Он остывал. Собственно говоря, он не имел доказательств, что Абаковский говорил о нем. Барбара отошла от шкафчика и прошла между ними, опустив взгляд на поднос со шприцами. Стефан вышел вслед на ней.

В два часа ночи приняли последние роды. Рефлектор создавал тень между стоящими. Акушерка вышла прополоскать и исследовать послед. Локон Барбары, которая перегнулась через перила кровати, вобрал в себя свет, блеснул и погас.

Стефан приблизился к ней.

— Я не хочу, чтобы вы знали меня… по таким рассказам, — сказал он тихо.

— Я не верю… — начала она, но, не давая ей закончить, он потянул ее за собой в сторону ванной родильного отделения.

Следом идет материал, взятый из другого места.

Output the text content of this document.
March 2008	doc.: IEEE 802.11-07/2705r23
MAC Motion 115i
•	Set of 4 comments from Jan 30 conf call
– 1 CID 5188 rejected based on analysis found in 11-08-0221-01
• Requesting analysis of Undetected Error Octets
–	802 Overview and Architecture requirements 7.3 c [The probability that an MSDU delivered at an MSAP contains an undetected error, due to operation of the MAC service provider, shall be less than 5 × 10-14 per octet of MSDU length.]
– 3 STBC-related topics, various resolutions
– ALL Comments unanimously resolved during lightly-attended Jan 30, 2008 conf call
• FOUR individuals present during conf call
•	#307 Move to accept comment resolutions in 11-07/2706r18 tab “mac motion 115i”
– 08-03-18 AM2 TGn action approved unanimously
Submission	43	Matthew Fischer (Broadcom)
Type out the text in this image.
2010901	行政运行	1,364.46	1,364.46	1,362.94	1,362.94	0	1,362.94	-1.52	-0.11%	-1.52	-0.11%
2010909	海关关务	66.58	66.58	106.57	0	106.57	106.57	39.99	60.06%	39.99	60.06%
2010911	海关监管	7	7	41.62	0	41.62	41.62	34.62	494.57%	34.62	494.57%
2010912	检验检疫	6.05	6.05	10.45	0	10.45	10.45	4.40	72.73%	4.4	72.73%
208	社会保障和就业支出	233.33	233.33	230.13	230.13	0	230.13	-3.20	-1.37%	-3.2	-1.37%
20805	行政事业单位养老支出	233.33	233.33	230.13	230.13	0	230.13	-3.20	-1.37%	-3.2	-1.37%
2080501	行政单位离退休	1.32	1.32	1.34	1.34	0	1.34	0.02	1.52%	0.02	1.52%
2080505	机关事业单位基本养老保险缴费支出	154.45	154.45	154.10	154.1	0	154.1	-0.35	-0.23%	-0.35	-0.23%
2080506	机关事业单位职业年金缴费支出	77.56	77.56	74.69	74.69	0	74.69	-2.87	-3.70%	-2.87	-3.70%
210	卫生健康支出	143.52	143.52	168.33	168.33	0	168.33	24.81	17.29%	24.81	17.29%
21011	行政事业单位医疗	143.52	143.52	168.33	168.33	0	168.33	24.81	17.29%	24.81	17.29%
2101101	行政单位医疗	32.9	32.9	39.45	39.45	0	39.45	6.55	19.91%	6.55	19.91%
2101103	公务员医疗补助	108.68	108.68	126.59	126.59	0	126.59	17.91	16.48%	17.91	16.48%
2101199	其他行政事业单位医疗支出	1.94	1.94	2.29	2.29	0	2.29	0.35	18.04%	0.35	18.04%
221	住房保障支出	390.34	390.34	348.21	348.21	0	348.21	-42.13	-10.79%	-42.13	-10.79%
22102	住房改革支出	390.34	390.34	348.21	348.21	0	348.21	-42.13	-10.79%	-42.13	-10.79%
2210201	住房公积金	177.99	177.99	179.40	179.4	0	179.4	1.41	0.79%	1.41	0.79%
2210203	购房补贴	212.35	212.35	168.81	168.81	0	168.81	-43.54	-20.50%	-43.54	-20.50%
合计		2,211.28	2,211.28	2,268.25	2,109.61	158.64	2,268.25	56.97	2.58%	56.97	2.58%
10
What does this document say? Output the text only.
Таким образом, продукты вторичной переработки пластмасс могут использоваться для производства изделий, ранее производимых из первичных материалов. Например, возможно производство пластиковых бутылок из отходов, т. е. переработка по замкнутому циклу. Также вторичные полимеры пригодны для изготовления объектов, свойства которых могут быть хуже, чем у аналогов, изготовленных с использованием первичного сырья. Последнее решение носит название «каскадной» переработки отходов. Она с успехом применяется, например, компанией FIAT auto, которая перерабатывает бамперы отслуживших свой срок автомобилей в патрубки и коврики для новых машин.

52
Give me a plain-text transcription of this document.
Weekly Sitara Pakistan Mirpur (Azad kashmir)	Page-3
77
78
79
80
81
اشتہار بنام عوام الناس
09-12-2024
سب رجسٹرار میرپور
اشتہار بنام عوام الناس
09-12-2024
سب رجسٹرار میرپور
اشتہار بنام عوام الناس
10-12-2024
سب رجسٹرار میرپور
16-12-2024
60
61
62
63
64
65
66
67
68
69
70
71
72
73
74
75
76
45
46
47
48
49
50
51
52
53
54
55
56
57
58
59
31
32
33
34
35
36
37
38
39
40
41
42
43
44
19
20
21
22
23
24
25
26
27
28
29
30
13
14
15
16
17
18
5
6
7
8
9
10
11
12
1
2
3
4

Они подошли к зеркалу, над которым горела маленькая лампочка. Девушка пыталась улыбнуться, но не могла. Она села на низкий складной стул, а он погасил свет. Она видела очертания его прямых плеч и головы, вырисовывавшихся на фоне сумрака с наступлением рассвета. Сквозь ветки деревьев иногда поблескивали огни далекого дома.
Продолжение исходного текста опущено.